Here is the inventory.cvs
we’ll provide:
Nginx Web Server,f5,nginx,1.18.0,a
SIMATIC S7-1500,siemens,simatic_s7-1500_cpu_firmware,0.5.1,o
We’ll run the script like:
$ python vuln_finder.py -d inventory.csv -o output.json -k THE-API-KEY
And we obtain an output file like:
$ cat output.json | jq .
[
{
"name": "Nginx Web Server",
"vendor": "f5",
"software": "nginx",
"version": "1.18.0",
"part": "a",
"cpe": "cpe:2.3:a:f5:nginx:1.18.0",
"cves": [
{
"id": "CVE-2021-23017",
"url": "url: https://nvd.nist.gov/vuln/detail/CVE-2021-23017",
"baseScore": 7.7,
"baseSeverity": "HIGH"
},
{
"id": "CVE-2021-3618",
"url": "url: https://nvd.nist.gov/vuln/detail/CVE-2021-3618",
"baseScore": 7.4,
"baseSeverity": "HIGH"
},
{
"id": "CVE-2023-44487",
"url": "url: https://nvd.nist.gov/vuln/detail/CVE-2023-44487",
"baseScore": 7.5,
"baseSeverity": "HIGH"
}
]
},
{
"name": "SIMATIC S7-1500",
"vendor": "siemens",
"software": "simatic_s7-1500_cpu_firmware",
"version": "0.5.1",
"part": "o",
"cpe": "cpe:2.3:o:siemens:simatic_s7-1500_cpu_firmware:0.5.1",
"cves": [
{
…
Great! It Works!
[!NOTE]
If you want to learn more, or try this yourself, check the whole code in our GitHub repository.
Next Steps: Automation and Correlation, the base for OTSPM
We’ve seen how easy it is to automate vulnerability discovery by querying vulnerability databases’ APIs.
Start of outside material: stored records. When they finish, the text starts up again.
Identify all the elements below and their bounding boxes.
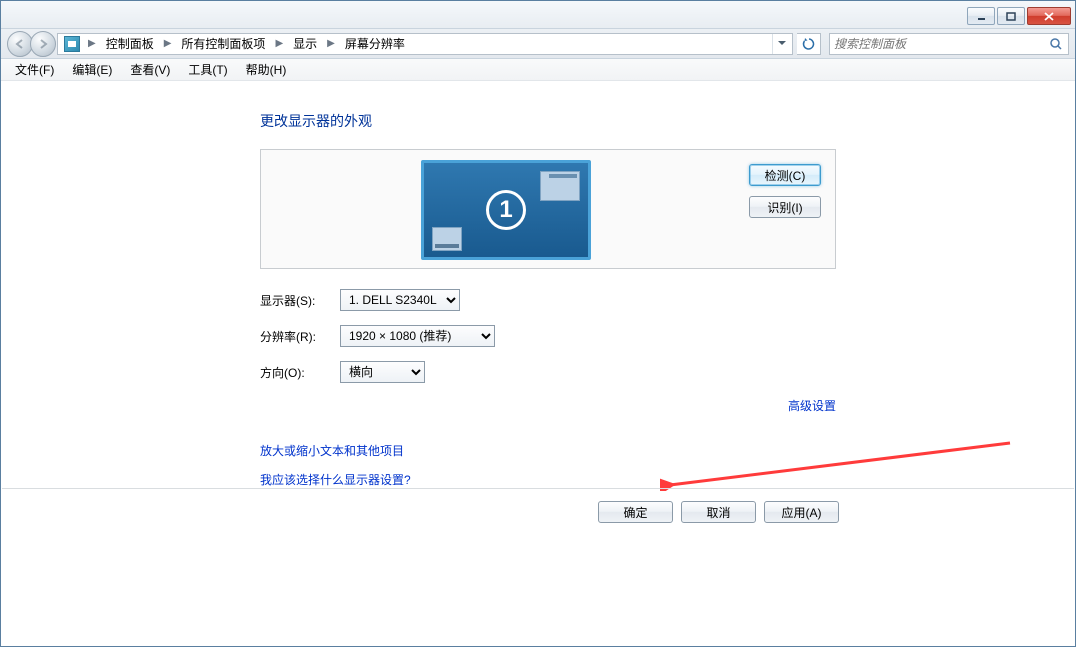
- search-icon[interactable]: [1048, 36, 1064, 52]
- monitor-number-badge: 1: [486, 190, 526, 230]
- refresh-button[interactable]: [797, 33, 821, 55]
- detect-button[interactable]: 检测(C): [749, 164, 821, 186]
- monitor-1[interactable]: 1: [421, 160, 591, 260]
- menu-view[interactable]: 查看(V): [122, 59, 178, 80]
- page-title: 更改显示器的外观: [260, 111, 836, 131]
- resolution-label: 分辨率(R):: [260, 328, 340, 345]
- advanced-settings-link[interactable]: 高级设置: [788, 399, 836, 413]
- breadcrumb-item[interactable]: 所有控制面板项: [175, 34, 271, 54]
- menu-file[interactable]: 文件(F): [7, 59, 62, 80]
- menu-edit[interactable]: 编辑(E): [64, 59, 120, 80]
- breadcrumb[interactable]: ▶ 控制面板 ▶ 所有控制面板项 ▶ 显示 ▶ 屏幕分辨率: [57, 33, 793, 55]
- forward-button[interactable]: [30, 31, 56, 57]
- breadcrumb-item[interactable]: 显示: [287, 34, 323, 54]
- control-panel-icon: [64, 36, 80, 52]
- breadcrumb-dropdown[interactable]: [772, 34, 790, 54]
- breadcrumb-item[interactable]: 屏幕分辨率: [339, 34, 411, 54]
- chevron-right-icon: ▶: [84, 38, 100, 49]
- chevron-right-icon: ▶: [160, 38, 176, 49]
- ok-button[interactable]: 确定: [598, 501, 673, 523]
- orientation-label: 方向(O):: [260, 364, 340, 381]
- identify-button[interactable]: 识别(I): [749, 196, 821, 218]
- preview-taskbar-icon: [432, 227, 462, 251]
- zoom-text-link[interactable]: 放大或缩小文本和其他项目: [260, 444, 404, 458]
- chevron-right-icon: ▶: [323, 38, 339, 49]
- address-bar: ▶ 控制面板 ▶ 所有控制面板项 ▶ 显示 ▶ 屏幕分辨率: [1, 29, 1075, 59]
- cancel-button[interactable]: 取消: [681, 501, 756, 523]
- close-button[interactable]: [1027, 7, 1071, 25]
- titlebar: [1, 1, 1075, 29]
- menu-tools[interactable]: 工具(T): [180, 59, 235, 80]
- menubar: 文件(F) 编辑(E) 查看(V) 工具(T) 帮助(H): [1, 59, 1075, 81]
- which-settings-link[interactable]: 我应该选择什么显示器设置?: [260, 473, 411, 487]
- display-select[interactable]: 1. DELL S2340L: [340, 289, 460, 311]
- orientation-select[interactable]: 横向: [340, 361, 425, 383]
- maximize-button[interactable]: [997, 7, 1025, 25]
- display-label: 显示器(S):: [260, 292, 340, 309]
- resolution-select[interactable]: 1920 × 1080 (推荐): [340, 325, 495, 347]
- search-input[interactable]: [834, 37, 1048, 51]
- chevron-right-icon: ▶: [271, 38, 287, 49]
- apply-button[interactable]: 应用(A): [764, 501, 839, 523]
- minimize-button[interactable]: [967, 7, 995, 25]
- menu-help[interactable]: 帮助(H): [238, 59, 295, 80]
- breadcrumb-item[interactable]: 控制面板: [100, 34, 160, 54]
- display-preview[interactable]: 1 检测(C) 识别(I): [260, 149, 836, 269]
- footer: 确定 取消 应用(A): [2, 488, 1074, 535]
- preview-window-icon: [540, 171, 580, 201]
Where to go next from here?
The trends in cybersecurity are:
- Automation of all manual tasks to avoid human errors, and provide always up-to-date information.
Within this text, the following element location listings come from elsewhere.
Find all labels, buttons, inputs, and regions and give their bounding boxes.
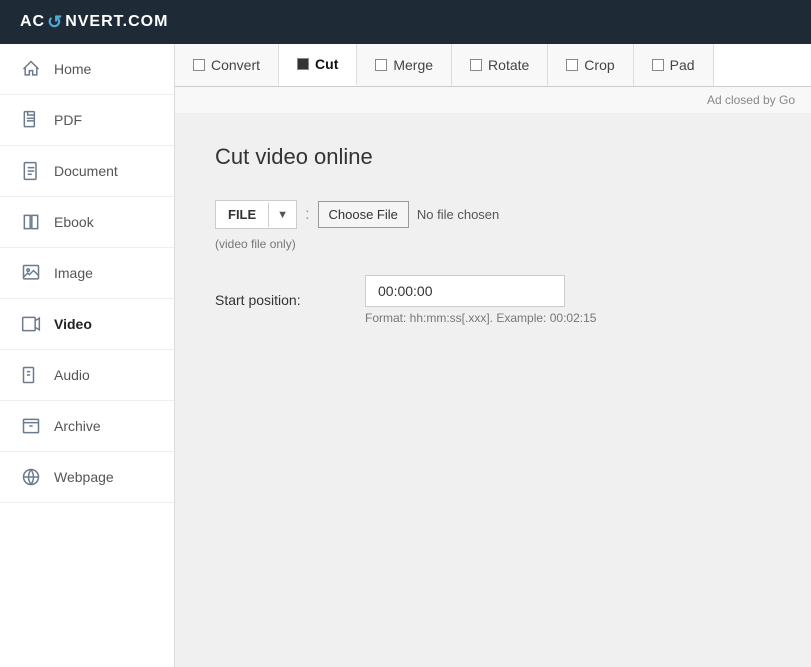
video-icon — [20, 313, 42, 335]
start-position-format-hint: Format: hh:mm:ss[.xxx]. Example: 00:02:1… — [365, 311, 596, 325]
choose-file-button[interactable]: Choose File — [318, 201, 409, 228]
document-icon — [20, 160, 42, 182]
file-field-group: FILE ▼ : Choose File No file chosen (vid… — [215, 200, 499, 251]
tab-cut-checkbox — [297, 58, 309, 70]
sidebar-item-pdf-label: PDF — [54, 112, 82, 128]
tab-merge-checkbox — [375, 59, 387, 71]
page-content: Cut video online FILE ▼ : Choose File No… — [175, 114, 811, 667]
start-position-row: Start position: Format: hh:mm:ss[.xxx]. … — [215, 275, 771, 325]
sidebar-item-video-label: Video — [54, 316, 92, 332]
content-area: Convert Cut Merge Rotate Crop Pad Ad closed b… — [175, 44, 811, 667]
sidebar-item-ebook-label: Ebook — [54, 214, 94, 230]
tab-convert[interactable]: Convert — [175, 44, 279, 86]
ad-text: Ad closed by Go — [707, 93, 795, 107]
sidebar-item-audio-label: Audio — [54, 367, 90, 383]
tab-cut[interactable]: Cut — [279, 44, 357, 86]
sidebar-item-home[interactable]: Home — [0, 44, 174, 95]
sidebar-item-archive-label: Archive — [54, 418, 101, 434]
format-hint-text: Format: hh:mm:ss[.xxx]. Example: — [365, 311, 546, 325]
tab-pad-checkbox — [652, 59, 664, 71]
audio-icon — [20, 364, 42, 386]
sidebar-item-pdf[interactable]: PDF — [0, 95, 174, 146]
logo-ac: AC — [20, 13, 45, 31]
format-hint-example: 00:02:15 — [550, 311, 597, 325]
tab-convert-checkbox — [193, 59, 205, 71]
ebook-icon — [20, 211, 42, 233]
sidebar-item-image-label: Image — [54, 265, 93, 281]
sidebar-item-audio[interactable]: Audio — [0, 350, 174, 401]
file-upload-row: FILE ▼ : Choose File No file chosen (vid… — [215, 200, 771, 251]
start-position-field-group: Format: hh:mm:ss[.xxx]. Example: 00:02:1… — [365, 275, 596, 325]
header: AC↺NVERT.COM — [0, 0, 811, 44]
sidebar-item-ebook[interactable]: Ebook — [0, 197, 174, 248]
tab-cut-label: Cut — [315, 56, 338, 72]
tab-crop-checkbox — [566, 59, 578, 71]
tab-rotate[interactable]: Rotate — [452, 44, 548, 86]
sidebar-item-video[interactable]: Video — [0, 299, 174, 350]
sidebar-item-document-label: Document — [54, 163, 118, 179]
tab-bar: Convert Cut Merge Rotate Crop Pad — [175, 44, 811, 87]
tab-rotate-label: Rotate — [488, 57, 529, 73]
sidebar-item-image[interactable]: Image — [0, 248, 174, 299]
webpage-icon — [20, 466, 42, 488]
archive-icon — [20, 415, 42, 437]
tab-convert-label: Convert — [211, 57, 260, 73]
logo-rest: NVERT.COM — [65, 13, 168, 31]
sidebar: Home PDF Document Ebook Image Video Audio Archi… — [0, 44, 175, 667]
page-title: Cut video online — [215, 144, 771, 170]
tab-pad-label: Pad — [670, 57, 695, 73]
ad-bar: Ad closed by Go — [175, 87, 811, 114]
sidebar-item-document[interactable]: Document — [0, 146, 174, 197]
start-position-input[interactable] — [365, 275, 565, 307]
file-dropdown-label: FILE — [216, 201, 268, 228]
file-section: FILE ▼ : Choose File No file chosen — [215, 200, 499, 229]
sidebar-item-webpage-label: Webpage — [54, 469, 114, 485]
start-position-label: Start position: — [215, 292, 345, 308]
file-dropdown[interactable]: FILE ▼ — [215, 200, 297, 229]
file-separator: : — [305, 206, 309, 224]
sidebar-item-home-label: Home — [54, 61, 91, 77]
sidebar-item-archive[interactable]: Archive — [0, 401, 174, 452]
main-layout: Home PDF Document Ebook Image Video Audio Archi… — [0, 44, 811, 667]
tab-rotate-checkbox — [470, 59, 482, 71]
tab-crop[interactable]: Crop — [548, 44, 633, 86]
logo[interactable]: AC↺NVERT.COM — [20, 12, 168, 33]
dropdown-arrow-icon[interactable]: ▼ — [268, 203, 296, 227]
home-icon — [20, 58, 42, 80]
pdf-icon — [20, 109, 42, 131]
logo-arrow-icon: ↺ — [47, 12, 63, 33]
tab-pad[interactable]: Pad — [634, 44, 714, 86]
no-file-text: No file chosen — [417, 207, 499, 222]
sidebar-item-webpage[interactable]: Webpage — [0, 452, 174, 503]
tab-crop-label: Crop — [584, 57, 614, 73]
file-hint: (video file only) — [215, 237, 499, 251]
image-icon — [20, 262, 42, 284]
tab-merge[interactable]: Merge — [357, 44, 452, 86]
tab-merge-label: Merge — [393, 57, 433, 73]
- Correlation of data gathered from several sources to detect more threats.
Let’s take automating inventory as an example.
Keeping an inventory in a spreadsheet seems easy. However, what happens if a malicious device or service is added? How long it will take you to detect it?
If you continuously scan your infrastructure to keep an updated picture of your infrastructure, you can perform some nice correlations:
- New resources over real-time security alerts: “Someone accessed a suspicious URL at the same time this new device was added.”
- State of the resources over vulnerability discovery: “This device has a critical vulnerability, but it’s a test machine that is off. We can prioritize other alerts over this one.”
- State of the resources over compliance: “A recent configuration change in this server has made it fall out of compliance.”
Keep this in mind whether you build your own security solutions or use a vendor product, security has proved to be more effective when treated as a single solution, where any information may be useful at any given stage.
Conclusion
Vulnerability databases help you discover where are you vulnerable and take mitigation actions.
You can automate this discovery process by integrating your inventory with their APIs, which is easily done in any popular programming language. You can even do this querying from a spreadsheet (although it is not recommended).
Finally, advancing on this automation journey will open you up to the possibility of correlating data from multiple sources, making your security solution more effective.